Not all Wills require a probate proceeding; if the property does not require access to a financial account or changing title to personal or real property, no probate may be needed. If a probate is needed, the size of the estate determines whether it will be a "small estate" which is resolved with the filing of a single document called an Affidavit of Claiming Successor, or if a formal probate is needed in which case the probate will last at least four months and require entry of court signed judgment distributing property.It is a certain, time limited process with a definite beginning and end. A will is relatively inexpensive to prepare, but the probate process, if not a small estate, can be expensive.
Although there are many types of trusts, the estate planning trust that is discussed here is the Revocable Trust, sometimes called a Living Trust. It is created by a written agreement, called the Trust or Trust Agreement, between the person who owns the property, called a Settlor or Trustor, and a person who will manage the property: the Trustee.
The Trustee can be the same person, and usually is. In addition to managing the property during the Trustor's lifetime, the Trustee has other obligations, including paying bills, filing tax returns, and distributing the trust property after the Trustor's death to the persons or entities named in the Trust to receive the property. The title to the trust property is vested in the Trustee, according to the terms of the trust, which will designate a new trustee to take over management of the property when the Settlor/Trustee dies.
The trust can also provide that the new trustee assumes duties if the original trustee becomes incapacitated or no longer wants to serve as trustee. Because title to trust assets were transferred from the Trustor to the Trustee when the trust is established, the death of the Trustor does not require a court's assistance to transfer title; instead, the terms of the trust agreement determine what needs to be done. The trust allows the trustee to settle and distribute an estate without court involvement which generally is less expensive than a probate. Also, since there are no court papers that are filed, there is greater privacy for the Trustor and family. Trusts take effect as soon as they are created and the assets transferred to the trustee. The Trustor can revoke the trust or change its terms during his or her lifetime; after death a change will require court approval.
Establishing a trust is a two step process. First, the trust instrument is drafted and signed; then, the trust is funded by transferring title to individual assets from the name of the Trustor to the Trustee. Because trusts involve more work, they are more expensive.
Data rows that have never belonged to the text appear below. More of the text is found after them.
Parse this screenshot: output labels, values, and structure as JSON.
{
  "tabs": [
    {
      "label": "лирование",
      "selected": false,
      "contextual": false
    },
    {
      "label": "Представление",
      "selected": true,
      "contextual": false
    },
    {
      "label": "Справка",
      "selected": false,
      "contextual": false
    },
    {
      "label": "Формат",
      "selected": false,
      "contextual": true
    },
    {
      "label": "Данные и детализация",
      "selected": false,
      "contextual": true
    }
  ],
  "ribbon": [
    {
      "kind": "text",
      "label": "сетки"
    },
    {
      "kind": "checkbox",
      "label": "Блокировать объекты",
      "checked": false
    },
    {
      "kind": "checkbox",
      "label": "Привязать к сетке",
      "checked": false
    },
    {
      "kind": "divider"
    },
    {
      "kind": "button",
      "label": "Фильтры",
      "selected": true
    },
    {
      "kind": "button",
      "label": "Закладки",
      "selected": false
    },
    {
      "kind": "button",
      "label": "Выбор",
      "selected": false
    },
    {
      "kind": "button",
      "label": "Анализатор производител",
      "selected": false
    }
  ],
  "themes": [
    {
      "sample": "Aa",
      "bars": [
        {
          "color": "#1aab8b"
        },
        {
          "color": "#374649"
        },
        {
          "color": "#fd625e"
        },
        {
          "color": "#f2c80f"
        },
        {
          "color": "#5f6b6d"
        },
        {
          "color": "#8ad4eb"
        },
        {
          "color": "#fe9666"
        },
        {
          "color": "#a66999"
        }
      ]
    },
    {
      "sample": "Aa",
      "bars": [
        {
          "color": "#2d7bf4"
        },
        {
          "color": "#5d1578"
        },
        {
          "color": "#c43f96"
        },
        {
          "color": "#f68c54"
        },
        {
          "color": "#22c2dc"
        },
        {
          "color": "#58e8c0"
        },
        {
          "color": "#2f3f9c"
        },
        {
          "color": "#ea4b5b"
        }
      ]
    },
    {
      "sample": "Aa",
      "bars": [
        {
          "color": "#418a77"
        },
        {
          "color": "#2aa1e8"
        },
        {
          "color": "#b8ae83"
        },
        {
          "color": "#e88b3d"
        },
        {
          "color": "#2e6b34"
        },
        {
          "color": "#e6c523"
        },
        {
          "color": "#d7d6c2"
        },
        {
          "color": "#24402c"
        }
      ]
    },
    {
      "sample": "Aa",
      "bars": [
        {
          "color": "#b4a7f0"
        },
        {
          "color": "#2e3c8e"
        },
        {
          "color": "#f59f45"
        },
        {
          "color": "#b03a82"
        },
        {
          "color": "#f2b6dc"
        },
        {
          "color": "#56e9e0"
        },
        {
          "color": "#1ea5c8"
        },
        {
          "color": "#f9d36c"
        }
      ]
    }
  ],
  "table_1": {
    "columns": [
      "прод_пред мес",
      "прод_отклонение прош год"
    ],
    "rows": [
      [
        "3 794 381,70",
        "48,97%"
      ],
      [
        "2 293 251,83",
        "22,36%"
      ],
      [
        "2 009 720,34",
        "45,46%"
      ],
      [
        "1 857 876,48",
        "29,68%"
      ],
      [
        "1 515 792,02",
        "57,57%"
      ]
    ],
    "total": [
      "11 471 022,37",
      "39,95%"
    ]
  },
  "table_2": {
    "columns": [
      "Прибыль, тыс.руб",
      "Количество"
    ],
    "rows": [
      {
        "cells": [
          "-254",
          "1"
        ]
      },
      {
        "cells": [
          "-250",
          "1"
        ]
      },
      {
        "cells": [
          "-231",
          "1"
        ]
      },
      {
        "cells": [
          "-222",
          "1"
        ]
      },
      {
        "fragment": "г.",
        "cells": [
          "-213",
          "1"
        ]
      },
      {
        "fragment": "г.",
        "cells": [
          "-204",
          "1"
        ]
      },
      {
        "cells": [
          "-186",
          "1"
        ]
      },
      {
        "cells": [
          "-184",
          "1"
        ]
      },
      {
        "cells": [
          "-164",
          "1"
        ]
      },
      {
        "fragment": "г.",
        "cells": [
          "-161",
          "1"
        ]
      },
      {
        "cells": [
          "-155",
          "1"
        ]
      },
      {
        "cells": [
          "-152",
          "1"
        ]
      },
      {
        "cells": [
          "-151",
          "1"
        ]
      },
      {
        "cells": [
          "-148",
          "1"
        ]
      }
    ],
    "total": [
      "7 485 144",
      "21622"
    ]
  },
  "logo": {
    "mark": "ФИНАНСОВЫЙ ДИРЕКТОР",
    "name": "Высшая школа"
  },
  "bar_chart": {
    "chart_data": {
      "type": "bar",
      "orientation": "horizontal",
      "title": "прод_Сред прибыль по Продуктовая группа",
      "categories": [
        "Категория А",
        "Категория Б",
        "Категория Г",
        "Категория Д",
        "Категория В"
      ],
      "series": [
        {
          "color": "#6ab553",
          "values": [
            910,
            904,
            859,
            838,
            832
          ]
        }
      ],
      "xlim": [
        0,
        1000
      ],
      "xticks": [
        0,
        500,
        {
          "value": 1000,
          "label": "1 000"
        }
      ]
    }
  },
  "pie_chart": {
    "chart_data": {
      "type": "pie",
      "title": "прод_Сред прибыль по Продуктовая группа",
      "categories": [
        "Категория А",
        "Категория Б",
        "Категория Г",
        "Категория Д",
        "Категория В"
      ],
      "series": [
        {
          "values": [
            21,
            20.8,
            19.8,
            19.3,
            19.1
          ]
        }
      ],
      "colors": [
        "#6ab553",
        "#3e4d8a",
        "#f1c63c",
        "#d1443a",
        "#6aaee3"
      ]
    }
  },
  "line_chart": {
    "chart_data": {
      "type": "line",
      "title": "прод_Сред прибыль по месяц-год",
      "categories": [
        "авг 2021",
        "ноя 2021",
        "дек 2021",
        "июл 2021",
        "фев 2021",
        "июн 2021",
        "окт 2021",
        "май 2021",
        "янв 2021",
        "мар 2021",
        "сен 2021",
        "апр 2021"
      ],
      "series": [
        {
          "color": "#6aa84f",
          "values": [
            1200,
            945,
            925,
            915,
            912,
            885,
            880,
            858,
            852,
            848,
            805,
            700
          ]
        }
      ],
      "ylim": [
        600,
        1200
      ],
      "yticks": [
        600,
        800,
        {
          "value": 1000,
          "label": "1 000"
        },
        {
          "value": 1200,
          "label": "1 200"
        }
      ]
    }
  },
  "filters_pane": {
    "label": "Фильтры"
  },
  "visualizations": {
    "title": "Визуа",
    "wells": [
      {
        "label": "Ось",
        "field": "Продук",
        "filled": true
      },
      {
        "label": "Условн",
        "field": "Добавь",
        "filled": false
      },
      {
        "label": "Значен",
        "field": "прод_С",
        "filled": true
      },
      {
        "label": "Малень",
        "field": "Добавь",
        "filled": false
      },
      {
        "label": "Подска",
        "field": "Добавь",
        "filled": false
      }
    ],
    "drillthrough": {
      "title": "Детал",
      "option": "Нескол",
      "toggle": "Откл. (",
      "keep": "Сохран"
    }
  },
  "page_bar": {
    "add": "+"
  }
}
In recent years, many financial planners and estate planners have recommended using a trust as a means to pass property ("Estate") to others after death. The cost difference between a probate and trust administration is often cited as the best reason. However, an estate that requires minimal court involvement can be probated inexpensively. The difference in costs may not be great when the relative cost of establishing the trust or writing a will are considered.
Another reason that a trust may be a good idea is the ability to plan for financial management in the event of incapacity. Trusts allow for continuity of care during old age, which is something that a Will simply does not do. Trusts are flexible and can include a wide range of provisions for care during one's lifetime and this flexibility may be important to some individuals.
The particular needs of each person should be considered when deciding which is the best way to plan an estate. The assistance of an experienced estate planning attorney is essential to insure that the proper estate plan documents are selected.